Ów autor wielu oczerniających Polaków wystąpień jest w ostatnich latach rozchwytywany przez nieprzychylne naszemu krajowi media.

Przykładowo, w lutym zeszłego roku na łamach The Tablet Magazine wraz z Jonathanem Brentem napisał, że Polacy „masowo poszukiwali żydowskiego mienia, przeczesywali getta w poszukiwaniu żydowskich kryjówek, czy też kontynuowali poszukiwania ukrywających się Żydów w ciągu długich tygodni, miesięcy i lat, które nastąpiły później. Nie można ich postrzegać jedynie jako (obojętnych)”.
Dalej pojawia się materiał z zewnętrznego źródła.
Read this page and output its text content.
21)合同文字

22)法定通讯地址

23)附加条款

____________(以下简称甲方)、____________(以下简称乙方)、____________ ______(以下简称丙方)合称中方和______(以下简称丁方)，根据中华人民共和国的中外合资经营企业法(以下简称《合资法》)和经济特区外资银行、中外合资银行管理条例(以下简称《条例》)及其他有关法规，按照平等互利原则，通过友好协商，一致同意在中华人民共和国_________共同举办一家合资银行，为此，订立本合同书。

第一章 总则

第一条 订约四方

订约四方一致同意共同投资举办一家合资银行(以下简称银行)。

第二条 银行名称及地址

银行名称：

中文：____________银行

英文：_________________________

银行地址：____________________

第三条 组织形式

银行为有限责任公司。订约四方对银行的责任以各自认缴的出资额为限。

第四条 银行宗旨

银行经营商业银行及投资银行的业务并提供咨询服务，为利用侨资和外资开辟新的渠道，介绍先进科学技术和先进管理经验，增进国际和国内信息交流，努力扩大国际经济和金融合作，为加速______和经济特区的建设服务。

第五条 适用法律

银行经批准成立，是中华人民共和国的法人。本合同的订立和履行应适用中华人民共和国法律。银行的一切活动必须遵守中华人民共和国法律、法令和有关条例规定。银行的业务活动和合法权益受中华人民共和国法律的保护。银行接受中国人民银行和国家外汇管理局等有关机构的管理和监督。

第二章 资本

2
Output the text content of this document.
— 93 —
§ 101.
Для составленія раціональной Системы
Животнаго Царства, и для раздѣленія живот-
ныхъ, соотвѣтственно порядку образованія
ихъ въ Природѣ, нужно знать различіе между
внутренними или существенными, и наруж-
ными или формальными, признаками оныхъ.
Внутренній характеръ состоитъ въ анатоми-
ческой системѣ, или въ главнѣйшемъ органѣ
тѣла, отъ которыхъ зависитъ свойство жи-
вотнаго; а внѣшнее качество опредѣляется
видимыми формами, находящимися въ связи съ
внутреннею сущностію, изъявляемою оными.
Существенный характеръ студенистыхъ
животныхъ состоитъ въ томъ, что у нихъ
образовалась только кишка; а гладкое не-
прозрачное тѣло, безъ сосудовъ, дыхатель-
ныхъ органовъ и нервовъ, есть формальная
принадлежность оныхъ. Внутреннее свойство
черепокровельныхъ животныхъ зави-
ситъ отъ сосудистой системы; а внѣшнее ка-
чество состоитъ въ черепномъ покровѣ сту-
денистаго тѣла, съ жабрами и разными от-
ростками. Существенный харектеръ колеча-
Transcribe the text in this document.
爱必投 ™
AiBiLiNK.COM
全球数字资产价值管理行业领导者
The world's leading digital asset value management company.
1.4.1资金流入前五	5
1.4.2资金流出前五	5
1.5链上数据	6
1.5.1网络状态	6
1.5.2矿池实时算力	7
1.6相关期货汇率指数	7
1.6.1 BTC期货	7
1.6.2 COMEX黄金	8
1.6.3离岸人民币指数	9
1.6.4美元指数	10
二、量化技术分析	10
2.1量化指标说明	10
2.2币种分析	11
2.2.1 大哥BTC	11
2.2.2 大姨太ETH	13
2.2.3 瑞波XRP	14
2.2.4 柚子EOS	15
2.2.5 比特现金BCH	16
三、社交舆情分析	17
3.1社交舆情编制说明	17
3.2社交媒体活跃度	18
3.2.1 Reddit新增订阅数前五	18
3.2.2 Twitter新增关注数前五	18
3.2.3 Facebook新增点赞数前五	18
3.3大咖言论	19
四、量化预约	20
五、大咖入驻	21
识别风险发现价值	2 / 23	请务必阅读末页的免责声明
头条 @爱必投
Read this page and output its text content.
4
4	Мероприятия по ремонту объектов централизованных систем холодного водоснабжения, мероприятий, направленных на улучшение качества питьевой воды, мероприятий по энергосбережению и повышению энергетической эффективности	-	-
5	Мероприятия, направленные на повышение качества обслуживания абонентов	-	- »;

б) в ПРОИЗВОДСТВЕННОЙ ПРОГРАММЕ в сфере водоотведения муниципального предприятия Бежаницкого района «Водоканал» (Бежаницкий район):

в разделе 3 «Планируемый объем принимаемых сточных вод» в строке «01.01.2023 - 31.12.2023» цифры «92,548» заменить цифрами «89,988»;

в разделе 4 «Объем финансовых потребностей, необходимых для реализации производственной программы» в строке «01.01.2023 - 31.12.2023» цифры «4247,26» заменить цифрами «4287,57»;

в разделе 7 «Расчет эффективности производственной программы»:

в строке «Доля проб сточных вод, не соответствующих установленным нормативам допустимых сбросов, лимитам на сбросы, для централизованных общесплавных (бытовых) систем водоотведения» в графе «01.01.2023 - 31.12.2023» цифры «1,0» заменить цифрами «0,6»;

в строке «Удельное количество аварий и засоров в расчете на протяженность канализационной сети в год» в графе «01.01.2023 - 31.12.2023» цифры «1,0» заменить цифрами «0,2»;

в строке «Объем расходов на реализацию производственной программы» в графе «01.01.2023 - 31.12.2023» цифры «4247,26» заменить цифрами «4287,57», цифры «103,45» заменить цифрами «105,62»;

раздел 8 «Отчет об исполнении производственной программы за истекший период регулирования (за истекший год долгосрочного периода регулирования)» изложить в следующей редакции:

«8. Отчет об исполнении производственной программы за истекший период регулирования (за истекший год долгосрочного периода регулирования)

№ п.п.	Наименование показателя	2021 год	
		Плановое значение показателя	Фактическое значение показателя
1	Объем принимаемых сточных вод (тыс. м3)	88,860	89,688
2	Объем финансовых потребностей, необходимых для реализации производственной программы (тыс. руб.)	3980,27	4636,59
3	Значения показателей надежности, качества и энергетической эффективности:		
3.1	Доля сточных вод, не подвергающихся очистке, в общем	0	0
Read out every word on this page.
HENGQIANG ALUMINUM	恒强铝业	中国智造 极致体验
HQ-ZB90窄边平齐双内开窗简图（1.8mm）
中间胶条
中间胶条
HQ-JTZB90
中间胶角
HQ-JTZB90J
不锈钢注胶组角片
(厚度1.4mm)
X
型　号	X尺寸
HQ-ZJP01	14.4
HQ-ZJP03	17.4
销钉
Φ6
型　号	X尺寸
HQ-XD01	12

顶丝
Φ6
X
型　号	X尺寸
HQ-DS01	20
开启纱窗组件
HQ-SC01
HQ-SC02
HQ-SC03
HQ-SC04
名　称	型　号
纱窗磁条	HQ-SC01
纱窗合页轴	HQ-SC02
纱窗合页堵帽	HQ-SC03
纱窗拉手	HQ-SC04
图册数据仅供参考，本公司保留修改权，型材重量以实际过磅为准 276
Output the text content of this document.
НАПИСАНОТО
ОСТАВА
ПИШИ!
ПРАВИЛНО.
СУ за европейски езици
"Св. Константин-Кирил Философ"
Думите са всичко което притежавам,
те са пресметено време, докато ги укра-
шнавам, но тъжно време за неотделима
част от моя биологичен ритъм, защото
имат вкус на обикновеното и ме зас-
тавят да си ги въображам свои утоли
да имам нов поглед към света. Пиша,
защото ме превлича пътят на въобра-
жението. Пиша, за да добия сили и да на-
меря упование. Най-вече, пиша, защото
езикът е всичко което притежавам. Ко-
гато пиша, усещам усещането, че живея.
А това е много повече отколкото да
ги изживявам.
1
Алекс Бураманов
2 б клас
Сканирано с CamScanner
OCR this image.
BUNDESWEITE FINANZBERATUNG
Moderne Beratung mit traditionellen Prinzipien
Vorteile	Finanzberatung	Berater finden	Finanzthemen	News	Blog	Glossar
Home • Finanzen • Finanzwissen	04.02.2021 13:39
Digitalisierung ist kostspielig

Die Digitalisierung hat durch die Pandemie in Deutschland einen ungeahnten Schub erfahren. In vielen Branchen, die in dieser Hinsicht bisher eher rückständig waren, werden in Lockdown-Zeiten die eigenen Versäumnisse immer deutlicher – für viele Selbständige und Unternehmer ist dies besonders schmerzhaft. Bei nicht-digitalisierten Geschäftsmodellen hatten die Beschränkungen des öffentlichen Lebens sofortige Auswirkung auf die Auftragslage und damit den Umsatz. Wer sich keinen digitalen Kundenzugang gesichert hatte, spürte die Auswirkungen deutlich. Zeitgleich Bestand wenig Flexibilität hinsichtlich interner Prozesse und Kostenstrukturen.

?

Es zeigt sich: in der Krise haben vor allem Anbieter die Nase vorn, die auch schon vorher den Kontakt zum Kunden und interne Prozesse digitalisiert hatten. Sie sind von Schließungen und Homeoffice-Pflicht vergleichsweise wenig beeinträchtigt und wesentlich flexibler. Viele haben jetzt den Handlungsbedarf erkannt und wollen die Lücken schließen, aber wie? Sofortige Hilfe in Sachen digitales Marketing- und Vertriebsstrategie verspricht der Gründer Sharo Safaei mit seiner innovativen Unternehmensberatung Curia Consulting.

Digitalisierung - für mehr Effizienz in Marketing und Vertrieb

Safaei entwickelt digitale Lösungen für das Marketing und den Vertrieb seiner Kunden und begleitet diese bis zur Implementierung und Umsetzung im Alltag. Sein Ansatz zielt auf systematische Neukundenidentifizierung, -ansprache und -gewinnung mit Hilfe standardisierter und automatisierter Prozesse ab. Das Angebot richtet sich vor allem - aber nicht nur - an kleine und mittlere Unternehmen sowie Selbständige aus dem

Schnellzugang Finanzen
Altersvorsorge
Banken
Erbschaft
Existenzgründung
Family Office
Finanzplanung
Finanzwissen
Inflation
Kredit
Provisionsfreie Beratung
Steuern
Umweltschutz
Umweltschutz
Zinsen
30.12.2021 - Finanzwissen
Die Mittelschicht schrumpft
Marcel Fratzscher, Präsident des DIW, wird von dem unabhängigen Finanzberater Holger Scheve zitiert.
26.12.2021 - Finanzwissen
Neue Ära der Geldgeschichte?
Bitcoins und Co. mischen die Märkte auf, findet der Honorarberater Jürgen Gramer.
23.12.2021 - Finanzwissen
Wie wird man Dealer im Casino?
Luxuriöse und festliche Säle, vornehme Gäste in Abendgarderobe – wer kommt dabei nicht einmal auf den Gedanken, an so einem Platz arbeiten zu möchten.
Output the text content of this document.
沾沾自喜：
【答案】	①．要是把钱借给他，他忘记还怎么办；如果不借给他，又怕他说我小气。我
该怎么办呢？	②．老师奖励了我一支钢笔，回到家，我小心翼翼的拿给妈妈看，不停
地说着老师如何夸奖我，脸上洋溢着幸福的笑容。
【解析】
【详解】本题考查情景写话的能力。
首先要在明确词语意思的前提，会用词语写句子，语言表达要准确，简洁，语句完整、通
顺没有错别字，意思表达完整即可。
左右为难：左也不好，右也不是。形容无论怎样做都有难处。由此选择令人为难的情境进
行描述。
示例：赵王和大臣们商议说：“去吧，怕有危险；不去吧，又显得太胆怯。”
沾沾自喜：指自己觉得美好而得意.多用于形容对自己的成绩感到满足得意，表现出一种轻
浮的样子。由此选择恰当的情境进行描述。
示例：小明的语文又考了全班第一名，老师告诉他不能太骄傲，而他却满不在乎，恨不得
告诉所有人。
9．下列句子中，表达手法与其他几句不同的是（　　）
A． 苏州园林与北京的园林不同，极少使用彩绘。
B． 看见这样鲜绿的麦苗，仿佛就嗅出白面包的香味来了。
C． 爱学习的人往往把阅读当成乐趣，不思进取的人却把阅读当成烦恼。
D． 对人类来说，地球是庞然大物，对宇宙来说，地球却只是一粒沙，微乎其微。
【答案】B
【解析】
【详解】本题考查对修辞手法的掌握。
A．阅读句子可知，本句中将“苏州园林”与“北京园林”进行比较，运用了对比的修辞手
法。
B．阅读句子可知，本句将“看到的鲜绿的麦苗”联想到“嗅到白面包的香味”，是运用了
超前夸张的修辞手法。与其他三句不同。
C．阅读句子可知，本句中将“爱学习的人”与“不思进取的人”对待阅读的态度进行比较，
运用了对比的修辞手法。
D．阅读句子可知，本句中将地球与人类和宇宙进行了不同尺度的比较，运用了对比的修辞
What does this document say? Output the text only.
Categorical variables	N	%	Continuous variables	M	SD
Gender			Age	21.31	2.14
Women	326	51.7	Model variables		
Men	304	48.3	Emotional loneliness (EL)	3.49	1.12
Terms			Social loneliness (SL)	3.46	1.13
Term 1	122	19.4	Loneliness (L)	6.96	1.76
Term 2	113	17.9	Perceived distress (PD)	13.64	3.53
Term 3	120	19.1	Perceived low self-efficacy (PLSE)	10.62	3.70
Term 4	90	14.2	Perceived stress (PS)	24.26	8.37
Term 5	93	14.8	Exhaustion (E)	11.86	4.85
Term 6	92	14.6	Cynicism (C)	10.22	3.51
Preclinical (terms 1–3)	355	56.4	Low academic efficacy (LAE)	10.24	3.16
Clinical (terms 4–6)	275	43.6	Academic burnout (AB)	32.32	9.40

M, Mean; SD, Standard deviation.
Grabowski chwalił też wyjątkowo kłamliwy tekst Mashy Gessen z New Yorkera. Napisała ona w kontekście pamiętnej nowelizacji ustawy o IPN: „Aby uniewinnić naród z morderstw trzech milionów Żydów polski rząd posunie się nawet do ścigania uczonych za zniesławienie”

Tym razem Grabowski deprecjonuje opublikowany niedawno bilans strat poniesionych przez II Rzeczpospolitą w następstwie agresji hitlerowskich Niemiec. Kontruje raport oskarżeniami o systemowy udział Polaków w zbrodniach popełnianych na Żydach podczas II wojny światowej.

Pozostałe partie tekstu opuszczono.